Homologous recombinational repair is an essential mechanism for repair of double-strand breaks in DNA. Recombinases of the RecA-fold family play a crucial role in this process, forming filaments that utilize ATP to mediate their interactions with single- and double-stranded DNA. The recombinase molecules present in the archaea (RadA) and eukaryota (Rad51) are more closely related to each other than to their bacterial counterpart (RecA) and, as a result, RadA makes a suitable model for the eukaryotic system. The crystal structure of Sulfolobus solfataricus RadA has been solved to a resolution of 3.2 A in the absence of nucleotide analogues or DNA, revealing a narrow filamentous assembly with three molecules per helical turn. As observed in other RecA-family recombinases, each RadA molecule in the filament is linked to its neighbour via interactions of a short beta-strand with the neighbouring ATPase domain. However, despite apparent flexibility between domains, comparison with other structures indicates conservation of a number of key interactions that introduce rigidity to the system, allowing allosteric control of the filament by interaction with ATP. Additional analysis reveals that the interaction specificity of the five human Rad51 paralogues can be predicted using a simple model based on the RadA structure.

Figure 1

The structure of SsRadA. (a) The RadA monomer (b) The RadA filament observed in the crystal viewed perpendicular to the 3₁ axis. [All molecular graphics composed with PYMOL (43)]. (c) A structure-based sequence alignment of SsRadA with other RadA/Rad51 structures. Italic font indicates residues not observed in the crystal structures. Numbering and secondary structure assignment [DSSP (44)] pertain to SsRadA. Black asterisks highlight residues explicitly mentioned in the text, composed using INDONESIA (38) and ALINE (available from the authors).

Figure 2

The oligomerization strand. (a) σ_A-weighted electron density (1.2 σ; purple mesh) of the region surrounding Phe73. Atoms from different monomers are coloured differently (grey/blue). (b) A cluster of salt bridges stabilizes the SsRadA oligomerization motif. (c) Superposition of the oligomerization strands of SsRadA (blue), EcRecA (green) and HsRad51/BRCA2 (magenta).

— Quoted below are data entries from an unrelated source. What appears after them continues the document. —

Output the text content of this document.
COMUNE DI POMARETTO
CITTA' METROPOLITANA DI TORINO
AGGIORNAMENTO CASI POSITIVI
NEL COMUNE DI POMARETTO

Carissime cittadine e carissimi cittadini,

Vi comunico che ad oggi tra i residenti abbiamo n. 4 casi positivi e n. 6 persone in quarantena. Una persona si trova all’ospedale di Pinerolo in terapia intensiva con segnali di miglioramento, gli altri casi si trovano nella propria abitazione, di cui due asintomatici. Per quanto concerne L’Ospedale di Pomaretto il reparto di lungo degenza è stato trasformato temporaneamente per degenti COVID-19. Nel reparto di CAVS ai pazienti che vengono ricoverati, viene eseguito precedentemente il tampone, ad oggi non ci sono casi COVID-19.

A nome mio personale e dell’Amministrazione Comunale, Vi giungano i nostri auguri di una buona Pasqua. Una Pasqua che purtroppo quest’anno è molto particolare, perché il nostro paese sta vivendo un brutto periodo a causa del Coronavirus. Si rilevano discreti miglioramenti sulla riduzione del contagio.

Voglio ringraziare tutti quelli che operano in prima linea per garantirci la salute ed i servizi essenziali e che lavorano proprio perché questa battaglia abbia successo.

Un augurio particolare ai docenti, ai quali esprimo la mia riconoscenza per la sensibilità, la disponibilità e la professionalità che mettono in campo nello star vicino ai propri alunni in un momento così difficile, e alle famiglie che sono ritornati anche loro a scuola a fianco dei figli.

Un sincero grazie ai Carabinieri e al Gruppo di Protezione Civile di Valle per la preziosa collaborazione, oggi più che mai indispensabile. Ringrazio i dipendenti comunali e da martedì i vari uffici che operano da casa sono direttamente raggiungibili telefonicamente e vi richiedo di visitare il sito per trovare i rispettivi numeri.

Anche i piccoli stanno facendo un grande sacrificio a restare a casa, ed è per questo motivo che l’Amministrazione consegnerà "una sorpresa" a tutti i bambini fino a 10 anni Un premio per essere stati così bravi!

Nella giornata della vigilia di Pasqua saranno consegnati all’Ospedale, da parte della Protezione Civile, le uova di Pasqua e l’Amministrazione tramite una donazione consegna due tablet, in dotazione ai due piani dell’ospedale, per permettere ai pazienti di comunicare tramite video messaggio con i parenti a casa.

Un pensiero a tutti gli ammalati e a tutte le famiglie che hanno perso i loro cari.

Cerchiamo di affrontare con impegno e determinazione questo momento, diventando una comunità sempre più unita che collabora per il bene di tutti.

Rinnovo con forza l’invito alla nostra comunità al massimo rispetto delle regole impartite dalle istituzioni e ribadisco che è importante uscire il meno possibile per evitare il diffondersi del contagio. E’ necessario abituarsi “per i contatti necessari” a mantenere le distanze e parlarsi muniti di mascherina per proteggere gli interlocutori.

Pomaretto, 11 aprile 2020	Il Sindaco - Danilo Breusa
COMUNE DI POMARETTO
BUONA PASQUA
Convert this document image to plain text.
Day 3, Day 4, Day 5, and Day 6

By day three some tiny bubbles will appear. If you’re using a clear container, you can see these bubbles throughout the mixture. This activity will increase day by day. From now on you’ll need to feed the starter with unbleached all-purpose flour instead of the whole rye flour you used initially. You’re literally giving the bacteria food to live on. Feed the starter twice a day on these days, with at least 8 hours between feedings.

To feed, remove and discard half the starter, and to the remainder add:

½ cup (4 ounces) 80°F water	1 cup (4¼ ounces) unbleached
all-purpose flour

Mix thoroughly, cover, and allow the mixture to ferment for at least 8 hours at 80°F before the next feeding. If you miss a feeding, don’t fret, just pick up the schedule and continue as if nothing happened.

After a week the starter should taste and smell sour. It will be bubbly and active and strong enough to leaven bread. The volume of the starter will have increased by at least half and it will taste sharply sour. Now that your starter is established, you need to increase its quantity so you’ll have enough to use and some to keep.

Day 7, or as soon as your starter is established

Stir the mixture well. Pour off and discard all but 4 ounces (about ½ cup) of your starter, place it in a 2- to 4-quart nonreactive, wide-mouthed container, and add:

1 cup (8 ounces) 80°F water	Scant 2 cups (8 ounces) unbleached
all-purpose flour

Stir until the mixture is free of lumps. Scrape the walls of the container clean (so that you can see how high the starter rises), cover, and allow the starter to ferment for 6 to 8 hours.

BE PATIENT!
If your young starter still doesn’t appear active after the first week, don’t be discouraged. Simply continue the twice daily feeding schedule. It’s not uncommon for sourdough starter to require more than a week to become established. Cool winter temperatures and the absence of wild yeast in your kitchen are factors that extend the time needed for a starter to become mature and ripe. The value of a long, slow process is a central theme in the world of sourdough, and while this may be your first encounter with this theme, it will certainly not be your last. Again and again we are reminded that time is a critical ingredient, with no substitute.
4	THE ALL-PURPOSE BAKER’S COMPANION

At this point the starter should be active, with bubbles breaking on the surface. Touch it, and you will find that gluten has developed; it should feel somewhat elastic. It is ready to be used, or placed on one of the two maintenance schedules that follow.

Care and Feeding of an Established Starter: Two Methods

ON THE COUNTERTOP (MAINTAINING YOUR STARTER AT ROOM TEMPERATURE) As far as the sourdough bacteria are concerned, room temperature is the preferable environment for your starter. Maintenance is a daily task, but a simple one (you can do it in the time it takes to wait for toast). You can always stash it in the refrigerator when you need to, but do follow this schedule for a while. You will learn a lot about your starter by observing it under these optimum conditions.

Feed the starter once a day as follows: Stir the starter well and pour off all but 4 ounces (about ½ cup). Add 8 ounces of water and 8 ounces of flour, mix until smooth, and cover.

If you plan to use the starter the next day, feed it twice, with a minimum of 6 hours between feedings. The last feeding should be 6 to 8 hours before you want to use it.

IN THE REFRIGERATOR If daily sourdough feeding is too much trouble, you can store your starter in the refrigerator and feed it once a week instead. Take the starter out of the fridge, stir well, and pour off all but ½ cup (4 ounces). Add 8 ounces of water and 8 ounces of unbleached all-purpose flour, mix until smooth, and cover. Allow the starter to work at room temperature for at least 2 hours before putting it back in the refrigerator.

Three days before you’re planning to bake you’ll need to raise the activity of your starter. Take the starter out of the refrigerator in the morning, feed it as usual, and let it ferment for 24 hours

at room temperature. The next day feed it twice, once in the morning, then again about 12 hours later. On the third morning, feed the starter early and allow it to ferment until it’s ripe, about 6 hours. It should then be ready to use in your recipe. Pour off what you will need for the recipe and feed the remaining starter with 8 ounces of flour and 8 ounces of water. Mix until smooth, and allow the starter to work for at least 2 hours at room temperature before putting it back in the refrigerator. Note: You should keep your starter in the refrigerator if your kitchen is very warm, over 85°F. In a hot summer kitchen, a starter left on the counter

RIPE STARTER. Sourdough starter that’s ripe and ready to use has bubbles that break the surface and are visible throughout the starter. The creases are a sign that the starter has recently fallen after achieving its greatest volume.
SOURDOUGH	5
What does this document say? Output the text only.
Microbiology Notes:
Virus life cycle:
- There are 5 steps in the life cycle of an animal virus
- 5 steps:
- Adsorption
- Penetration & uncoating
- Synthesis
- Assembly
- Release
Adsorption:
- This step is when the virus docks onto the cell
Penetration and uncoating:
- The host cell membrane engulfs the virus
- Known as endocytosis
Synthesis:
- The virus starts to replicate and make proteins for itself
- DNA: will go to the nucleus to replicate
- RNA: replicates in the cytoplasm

The common ATPase domain of the interacting subunit is shown as a grey surface. (d and e) Conserved interactions between the N-terminal domain of SsRadA, MvRadA and ScRad51, with the neighbouring ATPase domain.

Figure 3

Interactions between ATPase subunits for SsRadA (blue), ScRad51 (red) and PfRadA (green). Structures were superimposed on one subunit (shown as backbone trace). The neighbouring subunits are shown as semi-transparent surfaces, with a solid cartoon representation of residues between helices α10 and α12. (a) Side view. (b) Top view.